C’est l’histoire d’une petite fille trop sérieuse, qui rencontre un vieillard frappadingue qui retape une épave d’avion dans son jardin et gribouille sur du vieux papier l’histoire du jour où, tombé en panne en plein désert, il a rencontré un petit bonhomme blond.

Adapter Le petit prince, c’est être sûr de se casser la gueule : c’est une des (grosses) nouvelles les plus lues au monde, elle a été disséquée dans tous les sens par des générations d’exégètes, la moindre virgule changée peut faire hurler à la mort quelques milliers de dangereux maniaques et en même temps, sa narration et sa forme ne sont clairement pas idéales pour faire un film.
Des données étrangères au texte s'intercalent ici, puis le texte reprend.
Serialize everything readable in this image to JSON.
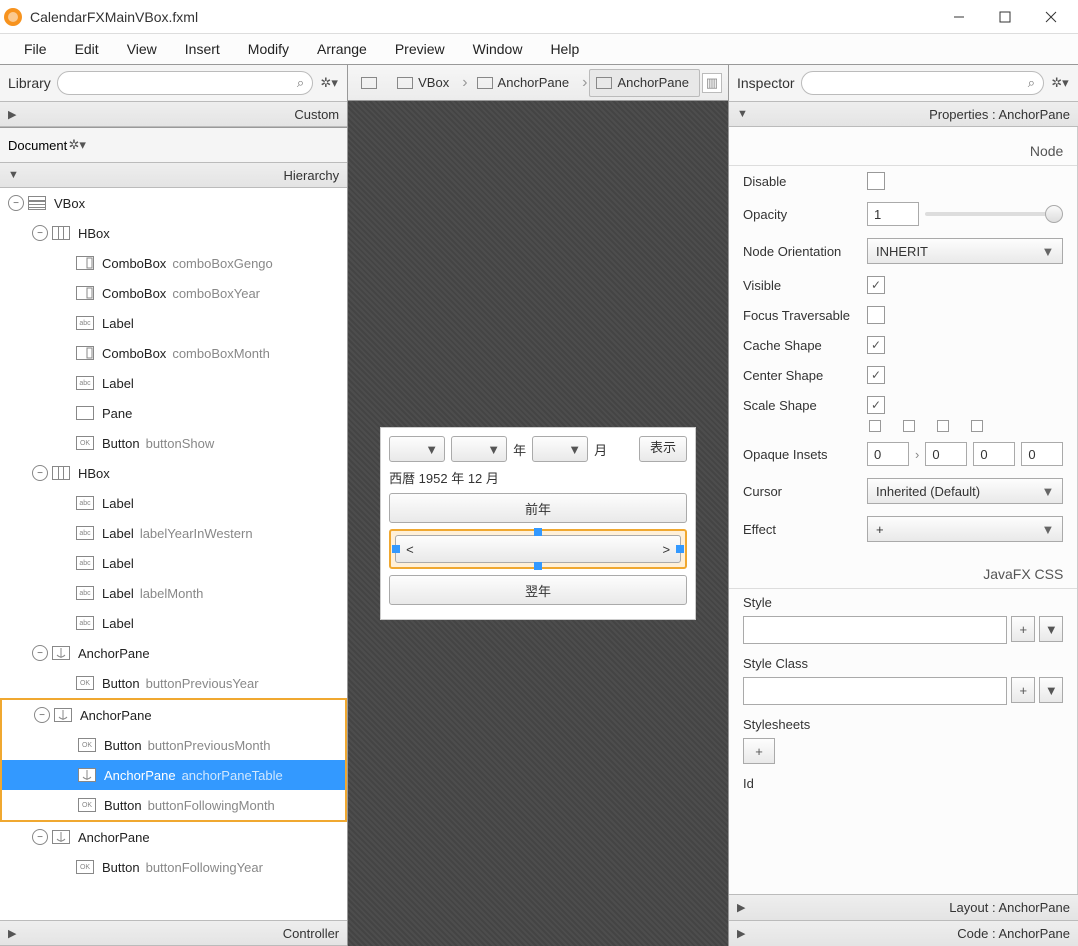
{
  "window": {
    "title": "CalendarFXMainVBox.fxml"
  },
  "menu": {
    "file": "File",
    "edit": "Edit",
    "view": "View",
    "insert": "Insert",
    "modify": "Modify",
    "arrange": "Arrange",
    "preview": "Preview",
    "window": "Window",
    "help": "Help"
  },
  "library": {
    "title": "Library",
    "custom": "Custom"
  },
  "document": {
    "title": "Document",
    "hierarchy": "Hierarchy",
    "controller": "Controller"
  },
  "hierarchy": [
    {
      "depth": 0,
      "disc": "−",
      "type": "vbox",
      "name": "VBox",
      "id": ""
    },
    {
      "depth": 1,
      "disc": "−",
      "type": "hbox",
      "name": "HBox",
      "id": ""
    },
    {
      "depth": 2,
      "disc": "",
      "type": "combo",
      "name": "ComboBox",
      "id": "comboBoxGengo"
    },
    {
      "depth": 2,
      "disc": "",
      "type": "combo",
      "name": "ComboBox",
      "id": "comboBoxYear"
    },
    {
      "depth": 2,
      "disc": "",
      "type": "label",
      "name": "Label",
      "id": ""
    },
    {
      "depth": 2,
      "disc": "",
      "type": "combo",
      "name": "ComboBox",
      "id": "comboBoxMonth"
    },
    {
      "depth": 2,
      "disc": "",
      "type": "label",
      "name": "Label",
      "id": ""
    },
    {
      "depth": 2,
      "disc": "",
      "type": "pane",
      "name": "Pane",
      "id": ""
    },
    {
      "depth": 2,
      "disc": "",
      "type": "button",
      "name": "Button",
      "id": "buttonShow"
    },
    {
      "depth": 1,
      "disc": "−",
      "type": "hbox",
      "name": "HBox",
      "id": ""
    },
    {
      "depth": 2,
      "disc": "",
      "type": "label",
      "name": "Label",
      "id": ""
    },
    {
      "depth": 2,
      "disc": "",
      "type": "label",
      "name": "Label",
      "id": "labelYearInWestern"
    },
    {
      "depth": 2,
      "disc": "",
      "type": "label",
      "name": "Label",
      "id": ""
    },
    {
      "depth": 2,
      "disc": "",
      "type": "label",
      "name": "Label",
      "id": "labelMonth"
    },
    {
      "depth": 2,
      "disc": "",
      "type": "label",
      "name": "Label",
      "id": ""
    },
    {
      "depth": 1,
      "disc": "−",
      "type": "anchor",
      "name": "AnchorPane",
      "id": ""
    },
    {
      "depth": 2,
      "disc": "",
      "type": "button",
      "name": "Button",
      "id": "buttonPreviousYear"
    },
    {
      "depth": 1,
      "disc": "−",
      "type": "anchor",
      "name": "AnchorPane",
      "id": "",
      "hlstart": true
    },
    {
      "depth": 2,
      "disc": "",
      "type": "button",
      "name": "Button",
      "id": "buttonPreviousMonth"
    },
    {
      "depth": 2,
      "disc": "",
      "type": "anchor",
      "name": "AnchorPane",
      "id": "anchorPaneTable",
      "selected": true
    },
    {
      "depth": 2,
      "disc": "",
      "type": "button",
      "name": "Button",
      "id": "buttonFollowingMonth",
      "hlend": true
    },
    {
      "depth": 1,
      "disc": "−",
      "type": "anchor",
      "name": "AnchorPane",
      "id": ""
    },
    {
      "depth": 2,
      "disc": "",
      "type": "button",
      "name": "Button",
      "id": "buttonFollowingYear"
    }
  ],
  "breadcrumb": {
    "seg1": "VBox",
    "seg2": "AnchorPane",
    "seg3": "AnchorPane"
  },
  "mock": {
    "yearSuf": "年",
    "monthSuf": "月",
    "show": "表示",
    "line2": "西暦 1952 年 12 月",
    "prevYear": "前年",
    "nextYear": "翌年",
    "lt": "<",
    "gt": ">"
  },
  "inspector": {
    "title": "Inspector",
    "props": "Properties : AnchorPane",
    "layout": "Layout : AnchorPane",
    "code": "Code : AnchorPane",
    "sec_node": "Node",
    "sec_css": "JavaFX CSS",
    "disable": "Disable",
    "opacity": "Opacity",
    "opacity_val": "1",
    "nodeOri": "Node Orientation",
    "nodeOri_val": "INHERIT",
    "visible": "Visible",
    "focus": "Focus Traversable",
    "cache": "Cache Shape",
    "center": "Center Shape",
    "scale": "Scale Shape",
    "opaque": "Opaque Insets",
    "oi1": "0",
    "oi2": "0",
    "oi3": "0",
    "oi4": "0",
    "cursor": "Cursor",
    "cursor_val": "Inherited (Default)",
    "effect": "Effect",
    "effect_val": "+",
    "style": "Style",
    "styleclass": "Style Class",
    "stylesheets": "Stylesheets",
    "plus": "+",
    "id": "Id"
  }
}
Plutôt que de prendre ce risque, Osborne a donc pris le risque inverse : ne même pas essayer d’adapter le bouquin, mais utiliser la rêverie de Saint-Exupéry comme toile de fond d’une œuvre qui serait son propre délire onirique à lui.
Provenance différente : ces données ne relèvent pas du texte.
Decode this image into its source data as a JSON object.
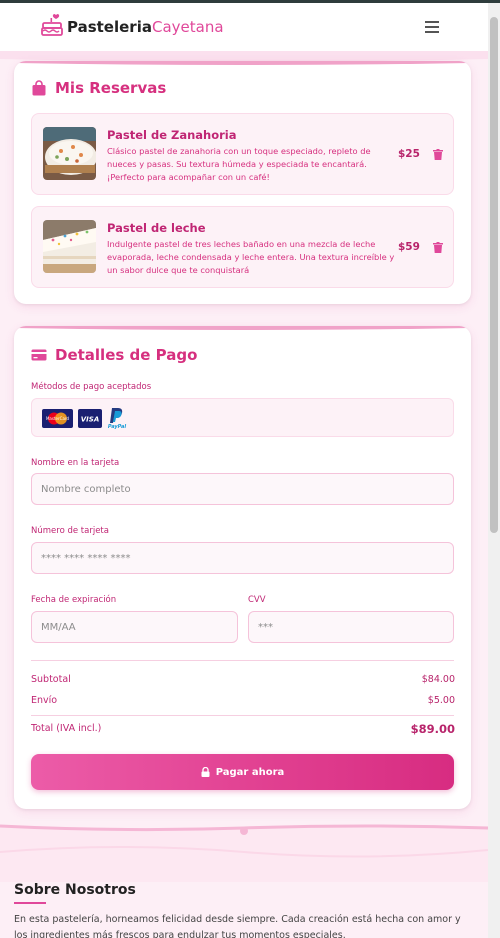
{
  "header": {
    "brand_bold": "Pasteleria",
    "brand_light": "Cayetana",
    "logo_icon": "cake-icon",
    "menu_icon": "hamburger-menu-icon"
  },
  "reservations": {
    "title": "Mis Reservas",
    "icon": "shopping-bag-icon",
    "items": [
      {
        "name": "Pastel de Zanahoria",
        "description": "Clásico pastel de zanahoria con un toque especiado, repleto de nueces y pasas. Su textura húmeda y especiada te encantará. ¡Perfecto para acompañar con un café!",
        "price": "$25",
        "icon": "trash-icon"
      },
      {
        "name": "Pastel de leche",
        "description": "Indulgente pastel de tres leches bañado en una mezcla de leche evaporada, leche condensada y leche entera. Una textura increíble y un sabor dulce que te conquistará",
        "price": "$59",
        "icon": "trash-icon"
      }
    ]
  },
  "payment": {
    "title": "Detalles de Pago",
    "icon": "credit-card-icon",
    "methods_label": "Métodos de pago aceptados",
    "methods": [
      "Mastercard",
      "VISA",
      "PayPal"
    ],
    "name_label": "Nombre en la tarjeta",
    "name_placeholder": "Nombre completo",
    "number_label": "Número de tarjeta",
    "number_placeholder": "**** **** **** ****",
    "expiry_label": "Fecha de expiración",
    "expiry_placeholder": "MM/AA",
    "cvv_label": "CVV",
    "cvv_placeholder": "***",
    "subtotal_label": "Subtotal",
    "subtotal_value": "$84.00",
    "shipping_label": "Envío",
    "shipping_value": "$5.00",
    "total_label": "Total (IVA incl.)",
    "total_value": "$89.00",
    "pay_button": "Pagar ahora"
  },
  "about": {
    "title": "Sobre Nosotros",
    "text": "En esta pastelería, horneamos felicidad desde siempre. Cada creación está hecha con amor y los ingredientes más frescos para endulzar tus momentos especiales."
  },
  "colors": {
    "accent": "#e0489a",
    "accent_dark": "#c02674",
    "background": "#fdeff6"
  }
}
Oui, ben si vous aviez passé trois jours dans le désert avec blondinet aspirant berger, vous auriez aussi perdu la boule, hein. image Paramount pictures.
Oui, ben si vous aviez passé trois jours dans le désert avec blondinet aspirant berger, vous auriez aussi perdu la boule, hein. image Paramount pictures

Du coup, ce film n’est pas (que) un conte poétique, c’est avant tout une aventure initiatique pour une gamine dressée à l’excellence dès son plus jeune âge, qui va logiquement apprendre à être une enfant. C’est une des belles réussites du film que de renverser ainsi les rôles en laissant celui de l’enfant à un vieil homme irresponsable : on peut être une grande personne beaucoup trop tôt, et on peut rester jeune longtemps si on a assez de mémoire.

Sur le plan technique, l’histoire principale en images de synthèse est sans surprise, fluide, propre et bien fichue — Osborne avait réalisé le premier Kung-fu panda, loin d’être foireux de ce point de vue. Les morceaux du Petit prince racontés par le vieux givré, réalisés en animation image par image en papier, sont très surprenants à première vue, mais franchement réussis en seconde approche : il faut en fait prendre le temps de s’y faire pour les goûter et y trouver un vieux charme désuet qui colle assez bien au sujet.

L'animation en papier, bizarre mais finalement assez réussie. image Paramount Pictures
L’animation en papier, bizarre mais finalement assez réussie. image Paramount Pictures

Il faut aussi noter dans le finale l’apparition du (plus si) petit prince, qui prend le matériau initial à contre-pied pour présenter une vision beaucoup plus moderne à la fois de la fable et de notre société. Le petit prince de Saint-Exupéry a souvent été analysé comme une allégorie de la folie humaine en pleine Seconde guerre mondiale, Le petit prince d’Osborne est une présentation explicite de la folie humaine en pleine Seconde ère commerciale.

Ces très bons points n’empêchent que, quelque part, on reste un peu sur sa faim. L’histoire est peut-être expédiée un peu vite et aurait gagné à quelques approfondissements ; ainsi, la mère est caricaturale et n’est que cela — peut-être un chouïa de finesse eût-il été bienvenu. On apprécierait également que la vie quotidienne de l’héroïne soit un peu présentée avant qu’elle commence à fuguer avec le barbu barjo, ou que la dernière partie évite de s’appesantir sur la symbolique des étoiles comptées et recomptées.

Ces petits défauts sont suffisants pour que, finalement, je ne recommande pas le film les yeux fermés ; mais pour qui aime ce genre de rêverie et ne paie pas les séances plein tarif, ça peut être une occasion de passer très bon moment.